Local News

Nearly 1,000 positions cut from state corrections

Posted August 19, 2009 6:22 p.m. EDT
Updated August 20, 2009 12:54 p.m. EDT

— The North Carolina Department of Correction will eliminate 972 positions and close seven of the state's 79 prisons, leaving other facilities to absorb hundreds of inmates, because of state funding.

"That's a net loss of about 500 positions for us and a big effect in the counties where those seven prisons are," DOC spokesman Keith Acree said.



The General Assembly actually increased the department's $1.3 billion annual budget by $10.8 million, Acree said, by improving funding to areas that have been traditionally underfunded. That includes ongoing expenses, such as inmate medical costs, utilities and overtime pay.

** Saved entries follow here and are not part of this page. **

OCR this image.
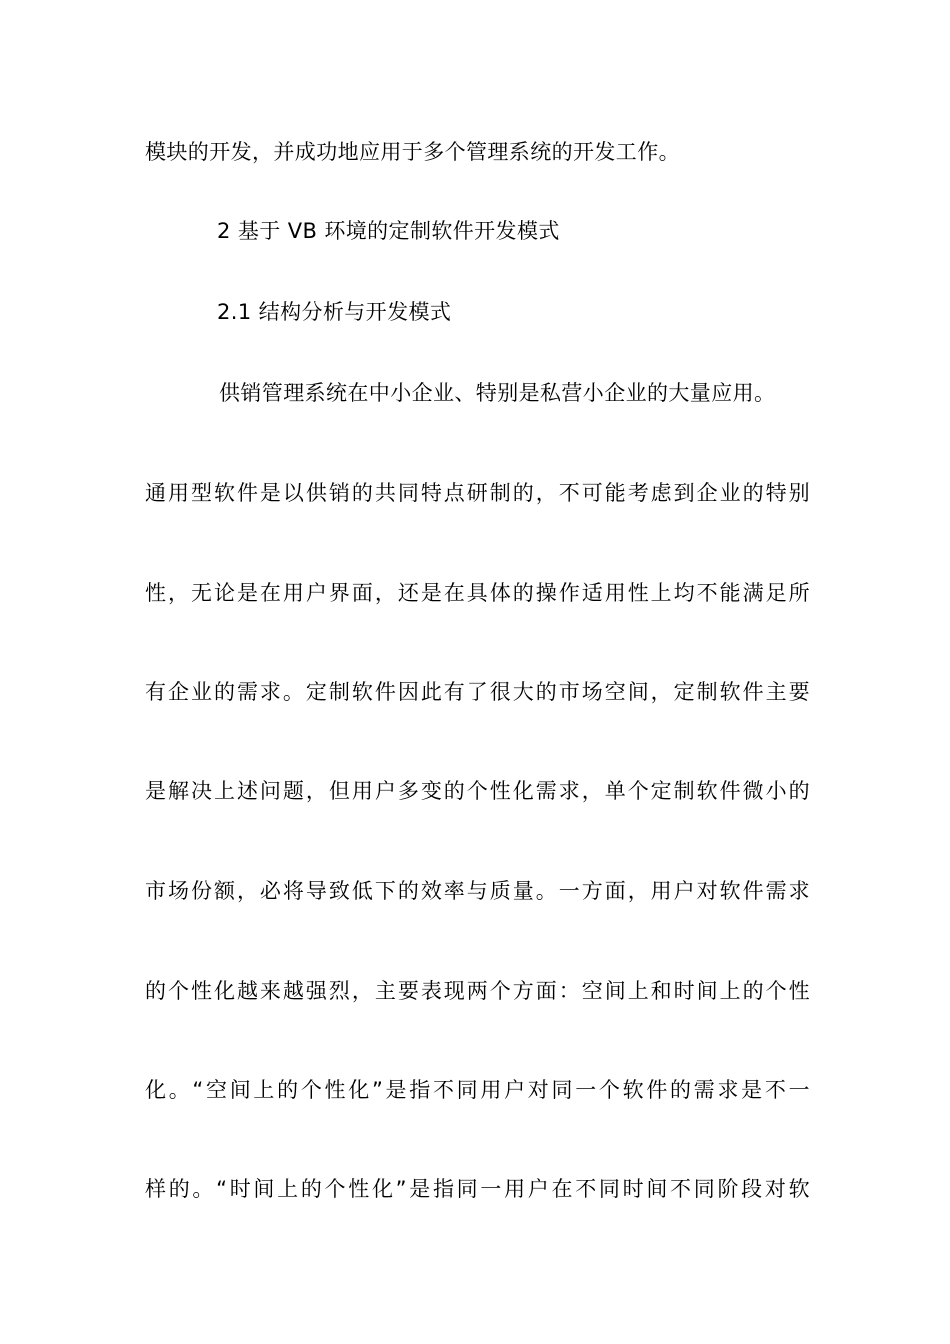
模块的开发，并成功地应用于多个管理系统的开发工作。
2 基于 VB 环境的定制软件开发模式
2.1 结构分析与开发模式
供销管理系统在中小企业、特别是私营小企业的大量应用。
通用型软件是以供销的共同特点研制的，不可能考虑到企业的特别
性，无论是在用户界面，还是在具体的操作适用性上均不能满足所
有企业的需求。定制软件因此有了很大的市场空间，定制软件主要
是解决上述问题，但用户多变的个性化需求，单个定制软件微小的
市场份额，必将导致低下的效率与质量。一方面，用户对软件需求
的个性化越来越强烈，主要表现两个方面：空间上和时间上的个性
化。“空间上的个性化”是指不同用户对同一个软件的需求是不一
样的。“时间上的个性化”是指同一用户在不同时间不同阶段对软
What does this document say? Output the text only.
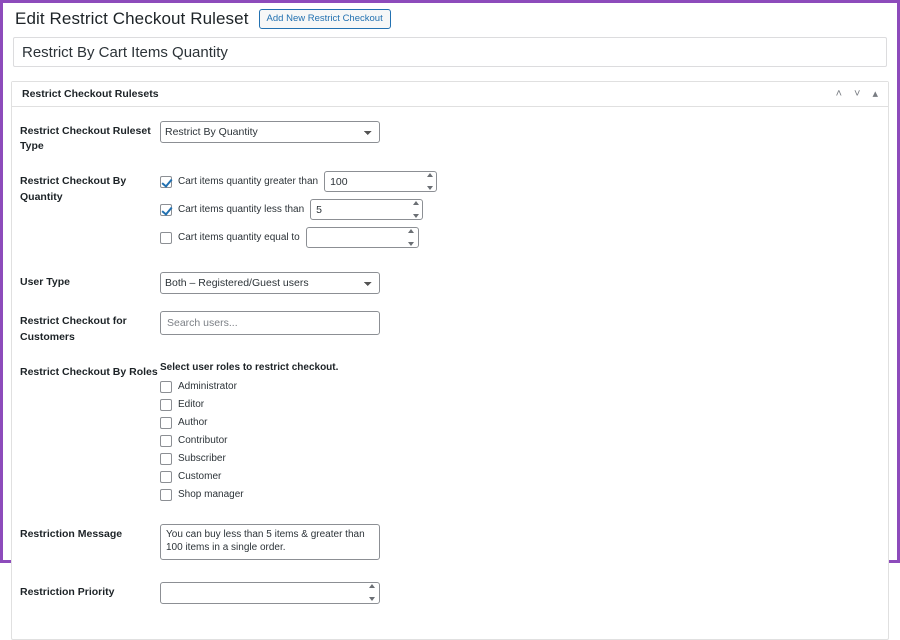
Edit Restrict Checkout Ruleset	Add New Restrict Checkout
Restrict By Cart Items Quantity
Restrict Checkout Rulesets	˄ ˅ ▴
Restrict Checkout Ruleset Type
Restrict By Quantity
Restrict Checkout By Quantity
Cart items quantity greater than
100
Cart items quantity less than
5
Cart items quantity equal to
User Type
Both – Registered/Guest users
Restrict Checkout for Customers
Search users...
Restrict Checkout By Roles Select user roles to restrict checkout.
Administrator
Editor
Author
Contributor
Subscriber
Customer
Shop manager
Restriction Message
You can buy less than 5 items & greater than 100 items in a single order.
Restriction Priority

The prison closures affect nearly 950 inmates and begin Sept. 1, with Wilmington Residential Facility for Women, Acree said. Correctional centers in Cleveland, Gates, Granville, Guilford and Union counties will close by Dec. 1.  McCain Correctional Hospital in Hoke County will close April 1.

Acree said they are still working to determine where the prisoners would be relocated.

Also unclear is how many positions in each of the DOC's divisions will be cut.  Officials still have to determine where 100 positions will be eliminated. The majority, Acree said, will come from the Division of Prisons.

The Department of Correction is also merging 14 judicial districts, bringing the number from 45 to 31, which means some top probation managers will lose jobs.

"It's something we've looked at for the last couple of months and are looking at it to try and carry out what the Legislature has instructed us to do," said Tim Moose, director of the state Division of Community Corrections, which oversees the parole-probation system.

DOC officials said the impact on public safety will be minimal. The department is actually adding 18 chief probation officers.

"We think it is going to be OK," Acree said. "It doesn't reduce the number of officers on the street supervising offenders. It just reduces the number of people in the management structure."

The DOC is one of the state's top employers with approximately 20,000 employees.